In 1955, Gustavo Correa suggested nagualism is not pre-Columbian, arguing that it was wholly imported from Europe, where he compared it to the medieval belief in werewolves. However, shapeshifting folklore is not limited to Europe, nor to the Middle Ages; for example, some of Earth's oldest literature, the Bronze Age Eastern Semitic Epic of Gilgamesh, and East Asia's Huli Jing (origin of this folklore is of unknown date, but eighteenth century at the latest), contain shapeshifters. The werewolf (lycanthropy) is neither the only nor the earliest form of folklorical therianthropy (shapeshifting from human to animal, or vice versa).

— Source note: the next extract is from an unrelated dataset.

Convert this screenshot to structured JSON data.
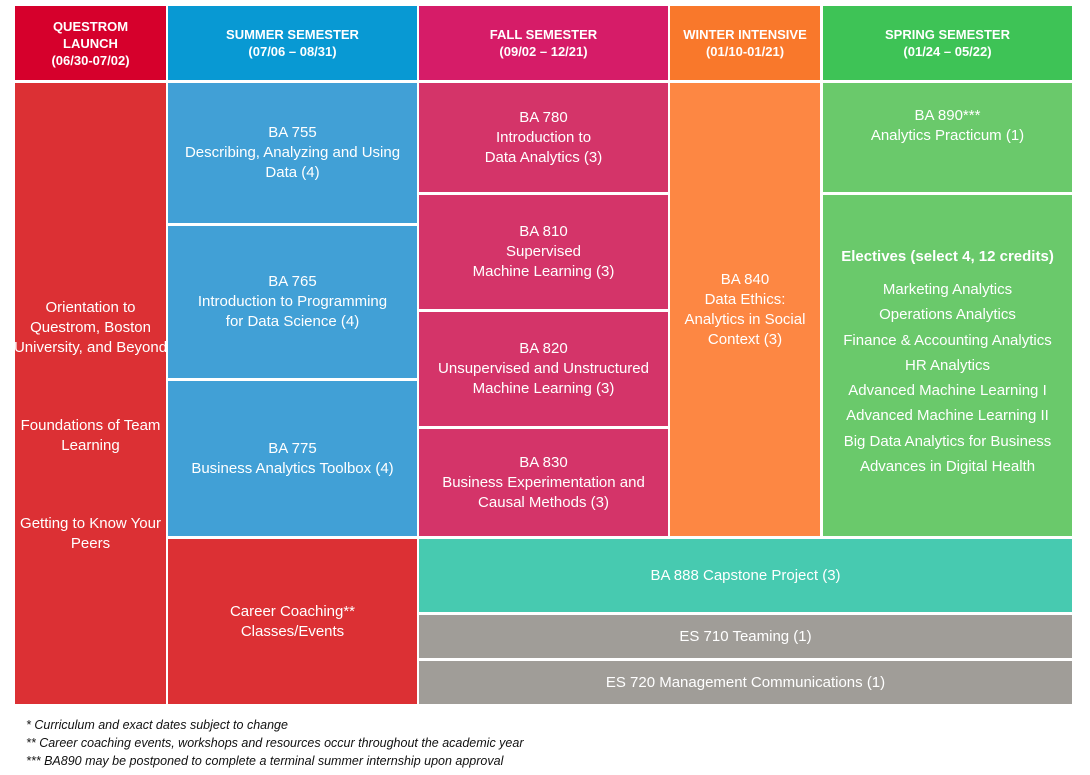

Kaplan concludes that, in Oaxaca, the belief in naguals as evil, shape shifting witches is common in both indigenous and Mestizo populations. According to Kaplan, the belief in animal spirit companions is exclusively indigenous. This is certain for some groups and communities, but for others, such as the Mixes, Chinantecos, Triquis, or Tacuates, those who can control their nahual or alterego are protectors of the people, natural resources and culture of the community, highly revered, but also feared.

The nagual was popularized in shamanism books by author Carlos Castaneda.

== Practice ==
The practice of Nagualism was often accompanied by use of hallucinogens, including peyote, ololiuqui, and psylocibin mushrooms known as teonanácatl. Use of these medicinal herbs were said to unlock powers of perception and insight in those performing the nagual rituals.